Personal Injury Blog


Why Tiger Woods was arrested on DUI Charges with no Alcohol in his System

Professional golfer Tiger Woods was arrested on suspicion of driving under the influence (DUI) on May 29, 2017 in Jupiter, FL, just a few miles from his home. Woods was found asleep in his car. During his arrest Woods told officers that he had taken Xanax, as well as other prescription medications.

Drugged driving is on the rise all over the country, and is surpassing the number of drunk driving convictions at an alarming rate. Driving under the influence of drugs is against the law in Florida. If you are facing DUI charges, it’s a good idea to get yourself up to speed on how Florida law defines drugged driving and the potential consequences of drug-related DUI charges.

Drugged Driving

The penalties for drug-related DUI charges are typically the same as those for drunk driving offenses. You can face drug-related DUI charges for not only driving under the influence of drugs, but also for being in actual physical control of a vehicle while under the influence of particular harmful chemicals or controlled substances.

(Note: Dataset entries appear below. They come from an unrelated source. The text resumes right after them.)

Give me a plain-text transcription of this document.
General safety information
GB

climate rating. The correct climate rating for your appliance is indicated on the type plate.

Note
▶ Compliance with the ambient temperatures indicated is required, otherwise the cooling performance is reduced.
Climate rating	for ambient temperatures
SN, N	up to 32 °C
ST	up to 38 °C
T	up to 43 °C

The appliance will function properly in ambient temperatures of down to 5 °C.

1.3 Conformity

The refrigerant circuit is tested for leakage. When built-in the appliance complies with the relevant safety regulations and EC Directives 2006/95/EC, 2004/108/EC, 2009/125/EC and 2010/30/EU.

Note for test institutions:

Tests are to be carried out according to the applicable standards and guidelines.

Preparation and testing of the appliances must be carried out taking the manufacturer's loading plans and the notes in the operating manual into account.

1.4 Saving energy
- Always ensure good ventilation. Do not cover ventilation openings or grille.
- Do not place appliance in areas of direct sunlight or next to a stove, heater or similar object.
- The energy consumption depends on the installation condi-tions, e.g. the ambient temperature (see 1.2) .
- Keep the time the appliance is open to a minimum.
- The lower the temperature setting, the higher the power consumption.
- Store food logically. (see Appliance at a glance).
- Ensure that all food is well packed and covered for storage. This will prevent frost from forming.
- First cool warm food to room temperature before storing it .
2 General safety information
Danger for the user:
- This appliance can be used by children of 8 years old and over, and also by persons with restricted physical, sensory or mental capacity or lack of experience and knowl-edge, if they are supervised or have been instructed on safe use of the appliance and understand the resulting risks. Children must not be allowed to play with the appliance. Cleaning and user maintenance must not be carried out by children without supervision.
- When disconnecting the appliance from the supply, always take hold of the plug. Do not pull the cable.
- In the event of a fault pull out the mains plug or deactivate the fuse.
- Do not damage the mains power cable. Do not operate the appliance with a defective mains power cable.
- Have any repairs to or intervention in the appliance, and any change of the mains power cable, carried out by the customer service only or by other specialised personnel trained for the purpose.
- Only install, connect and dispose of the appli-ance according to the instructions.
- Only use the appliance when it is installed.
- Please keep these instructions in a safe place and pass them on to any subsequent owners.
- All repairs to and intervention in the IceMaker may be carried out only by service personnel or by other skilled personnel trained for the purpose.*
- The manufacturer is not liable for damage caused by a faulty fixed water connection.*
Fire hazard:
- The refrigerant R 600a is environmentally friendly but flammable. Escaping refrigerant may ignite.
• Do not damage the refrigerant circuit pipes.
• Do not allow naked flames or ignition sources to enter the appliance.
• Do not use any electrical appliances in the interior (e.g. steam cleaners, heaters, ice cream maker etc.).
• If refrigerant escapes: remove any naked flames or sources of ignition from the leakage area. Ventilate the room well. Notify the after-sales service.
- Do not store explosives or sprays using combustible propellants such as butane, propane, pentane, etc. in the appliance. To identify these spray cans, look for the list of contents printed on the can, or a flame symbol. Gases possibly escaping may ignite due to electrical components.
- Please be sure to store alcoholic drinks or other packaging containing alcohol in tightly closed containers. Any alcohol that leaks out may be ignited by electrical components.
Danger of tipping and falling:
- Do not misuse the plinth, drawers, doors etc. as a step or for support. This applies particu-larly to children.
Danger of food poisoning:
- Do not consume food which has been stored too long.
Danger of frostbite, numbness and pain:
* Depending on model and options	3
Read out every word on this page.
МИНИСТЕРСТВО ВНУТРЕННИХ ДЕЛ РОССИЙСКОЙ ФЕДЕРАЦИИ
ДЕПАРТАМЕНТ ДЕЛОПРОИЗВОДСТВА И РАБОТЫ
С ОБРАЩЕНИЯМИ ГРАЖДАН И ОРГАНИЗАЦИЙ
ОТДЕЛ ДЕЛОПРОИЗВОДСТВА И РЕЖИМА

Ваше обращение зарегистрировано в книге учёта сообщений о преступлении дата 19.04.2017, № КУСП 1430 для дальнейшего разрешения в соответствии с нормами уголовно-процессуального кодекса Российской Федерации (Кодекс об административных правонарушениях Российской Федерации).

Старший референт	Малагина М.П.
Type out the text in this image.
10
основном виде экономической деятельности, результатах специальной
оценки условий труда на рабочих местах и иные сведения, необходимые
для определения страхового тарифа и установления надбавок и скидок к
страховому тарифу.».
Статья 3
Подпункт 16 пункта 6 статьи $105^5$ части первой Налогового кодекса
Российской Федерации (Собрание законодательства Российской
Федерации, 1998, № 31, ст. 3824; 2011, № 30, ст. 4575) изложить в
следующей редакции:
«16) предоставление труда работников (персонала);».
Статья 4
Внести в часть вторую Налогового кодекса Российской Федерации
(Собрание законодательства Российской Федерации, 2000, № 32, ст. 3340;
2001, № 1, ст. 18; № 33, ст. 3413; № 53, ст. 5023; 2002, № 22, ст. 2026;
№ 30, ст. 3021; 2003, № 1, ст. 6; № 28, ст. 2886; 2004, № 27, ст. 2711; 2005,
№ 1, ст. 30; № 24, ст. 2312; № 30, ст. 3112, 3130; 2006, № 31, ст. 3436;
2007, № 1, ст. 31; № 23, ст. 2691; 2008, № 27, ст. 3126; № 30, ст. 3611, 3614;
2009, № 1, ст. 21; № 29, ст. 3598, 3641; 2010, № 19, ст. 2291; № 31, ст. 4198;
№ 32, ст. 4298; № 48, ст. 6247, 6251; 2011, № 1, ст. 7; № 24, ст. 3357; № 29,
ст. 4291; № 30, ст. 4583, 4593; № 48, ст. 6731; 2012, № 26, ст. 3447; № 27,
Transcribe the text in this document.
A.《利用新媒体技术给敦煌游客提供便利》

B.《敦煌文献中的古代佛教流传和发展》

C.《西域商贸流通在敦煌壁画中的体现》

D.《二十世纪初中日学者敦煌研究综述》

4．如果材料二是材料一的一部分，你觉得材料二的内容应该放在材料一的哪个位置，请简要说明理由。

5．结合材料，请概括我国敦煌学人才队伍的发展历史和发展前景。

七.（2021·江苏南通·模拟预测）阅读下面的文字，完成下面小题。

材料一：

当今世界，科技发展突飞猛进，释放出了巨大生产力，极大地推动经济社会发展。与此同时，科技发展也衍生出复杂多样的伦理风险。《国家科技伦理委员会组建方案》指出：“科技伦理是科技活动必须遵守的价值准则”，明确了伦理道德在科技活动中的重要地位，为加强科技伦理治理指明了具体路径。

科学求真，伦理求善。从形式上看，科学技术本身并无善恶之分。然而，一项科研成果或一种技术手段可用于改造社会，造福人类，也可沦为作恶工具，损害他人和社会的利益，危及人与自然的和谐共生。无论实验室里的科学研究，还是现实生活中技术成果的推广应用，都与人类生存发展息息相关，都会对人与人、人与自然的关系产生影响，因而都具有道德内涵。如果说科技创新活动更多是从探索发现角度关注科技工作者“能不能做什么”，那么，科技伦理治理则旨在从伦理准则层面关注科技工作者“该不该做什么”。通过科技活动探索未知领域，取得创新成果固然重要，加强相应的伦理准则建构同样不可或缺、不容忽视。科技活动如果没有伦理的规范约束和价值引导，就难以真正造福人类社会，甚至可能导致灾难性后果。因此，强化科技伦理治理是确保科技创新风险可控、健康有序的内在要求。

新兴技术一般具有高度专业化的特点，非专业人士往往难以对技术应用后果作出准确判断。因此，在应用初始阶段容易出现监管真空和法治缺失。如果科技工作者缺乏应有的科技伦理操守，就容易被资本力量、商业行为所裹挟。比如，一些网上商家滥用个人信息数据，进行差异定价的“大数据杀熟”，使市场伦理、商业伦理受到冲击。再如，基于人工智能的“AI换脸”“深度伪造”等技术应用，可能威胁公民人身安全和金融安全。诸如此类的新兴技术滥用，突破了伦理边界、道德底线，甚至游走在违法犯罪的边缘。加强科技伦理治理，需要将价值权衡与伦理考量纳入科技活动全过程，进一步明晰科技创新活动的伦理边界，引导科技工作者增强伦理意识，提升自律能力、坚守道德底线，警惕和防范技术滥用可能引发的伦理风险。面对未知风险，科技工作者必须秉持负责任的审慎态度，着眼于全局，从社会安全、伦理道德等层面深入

What is Actual Physical Control?

Being in actual physical control of a vehicle means the driver is in or on the vehicle and has the capability to operate it. Even if you are just sitting in the car and it is not moving, if you’re under the influence you can be convicted of a DUI.

Under the Influence

Under Florida law, a driver is considered under the influence when, as the result of ingesting drugs, the person is affected to the extent that his or her normal faculties are impaired. In 2001, one Florida court defined impaired as a “worsening or diminishment in some material respect.” In simpler terms, the drugs must have impacted the person’s mental or physical abilities in a serious manner.

Harmful Chemicals

Substances that qualify as harmful chemicals are typically substances that recreational drug users "huff" or inhale to get high, including:

  • Nitrous oxide
  • Isopropyl alcohol
  • Chemicals found in solvents, such as acetone and toluene

Controlled Substances

Controlled substances are defined as any medication or drug whose manufacture, processing, distribution or possession is regulated by law. In the United States, many illegal drugs are also controlled substances. However, not all controlled substances are considered illegal in all circumstances. Many controlled substances are prescribed by physicians for legitimate medical treatment and are sold by authorized pharmacies and dispensaries. Florida’s list of controlled substances includes:

  • Benzodiazepines (drugs such as Xanax, Valium, and Ativan)
  • Opioids (Vicodin, Percocet, Oxycontin and other narcotics)
  • Cannabinoids (marijuana)
  • Opiates (heroin)
  • Stimulants (methamphetamines, cocaine, crack)
  • Hallucinogens (LSD, PCP)

Drugged Driving Penalties

The consequences of a Florida drugged driving conviction can be quite costly, both financially and emotionally. Generally, the potential penalties are:

  • First offense: A first DUI conviction results in a license suspension of six months to one year, carries up to six months in jail, $500 to $1,000 in fines, and at least 50 hours of community service.
  • Second offense: A second DUI conviction within 5 years of a prior DUI results in a license revocation of at least five years. It carries 10 days to 9 months in jail and $1,000 to $2,000 in fines.
  • Third offense: A third DUI within 10 years of one of the two prior DUI convictions results in a license revocation of at least ten years. It can result in 30 days in jail to five years in prison and $2,000 to $5,000 in fines.

Sentencing can also include requirements for mandatory Drug and Alcohol Education classes, rehabilitation programs and Ignition Interlock Devices. Sentencing law can be difficult to navigate and various factors can affect your actual punishment. An attorney who has solid knowledge of Florida DUI laws and statutes will be able to explain how the law applies to your case and help you decide the best course of action to take.